Hydrocarbon Contamination in Angstrom-scale Channels

TL;DR

This paper investigates hydrocarbon contamination in angstrom-scale nanochannels, revealing how size-dependent clogging occurs, and demonstrates the channels' stability and self-cleansing ability over long periods, which is crucial for nanofluidic applications.

Contribution

It provides a systematic study of hydrocarbon adsorption effects in angstrom-scale channels, introducing a method to assess cleanliness and demonstrating long-term stability and self-cleansing properties.

Findings

Clogging depends on channel and hydrocarbon size difference.

Sub-2 nm channels show dynamic clogging and revival behavior.

Channels remain stable and self-cleaning over three years.

Abstract

Nonspecific molecular adsorption like airborne contamination occurs on most surfaces including those of 2D materials and alters their properties.

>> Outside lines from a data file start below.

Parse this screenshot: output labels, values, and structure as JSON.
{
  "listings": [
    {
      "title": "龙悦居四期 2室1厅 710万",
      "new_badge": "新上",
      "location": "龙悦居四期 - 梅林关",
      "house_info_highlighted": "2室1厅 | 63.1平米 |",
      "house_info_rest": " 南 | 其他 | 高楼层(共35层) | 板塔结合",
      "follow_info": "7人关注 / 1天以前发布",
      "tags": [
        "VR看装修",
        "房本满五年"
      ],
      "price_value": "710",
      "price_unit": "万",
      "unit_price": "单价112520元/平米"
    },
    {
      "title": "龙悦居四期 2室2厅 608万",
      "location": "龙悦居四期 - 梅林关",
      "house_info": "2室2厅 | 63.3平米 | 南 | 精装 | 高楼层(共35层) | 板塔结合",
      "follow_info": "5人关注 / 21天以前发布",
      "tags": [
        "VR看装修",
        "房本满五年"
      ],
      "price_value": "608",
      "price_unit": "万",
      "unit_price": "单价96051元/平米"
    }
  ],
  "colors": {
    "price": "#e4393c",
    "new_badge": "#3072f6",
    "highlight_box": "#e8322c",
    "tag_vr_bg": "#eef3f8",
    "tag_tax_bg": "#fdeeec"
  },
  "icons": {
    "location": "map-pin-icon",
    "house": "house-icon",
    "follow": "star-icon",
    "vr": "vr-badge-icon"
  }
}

While the surface contamination is studied using a plethora of techniques, the effect of contamination on a confined system such as nanochannels, nanopores leading to their clogging is still lacking. We report a systematic investigation of hydrocarbon adsorption in the angstrom slit channels of varied heights. Hexane is chosen to mimic the hydrocarbon contamination and the clogging of the angstrom-channels is evaluated via a Helium gas flow measurement. The level of the hexane adsorption, in other words, the degree of clogging depends on the size difference between the channels and hexane. A dynamic transition of the clogging and revival process is shown in sub-2 nm thin channels. Long-term storage and stability of our angstrom-channels is demonstrated here up to three years, alleviating the contamination and unclogging the channels using thermal treatment. This study highlights the importance of the nanochannels stability and demonstrates self-cleansing nature of sub-2 nm thin channels enabling a robust platform for molecular transport and separation studies. We provide a method to assess the cleanliness of the nanoporous membranes, which is vital for the practical applications of nanofluidics in various fields such as molecular sensing, separation and power generation.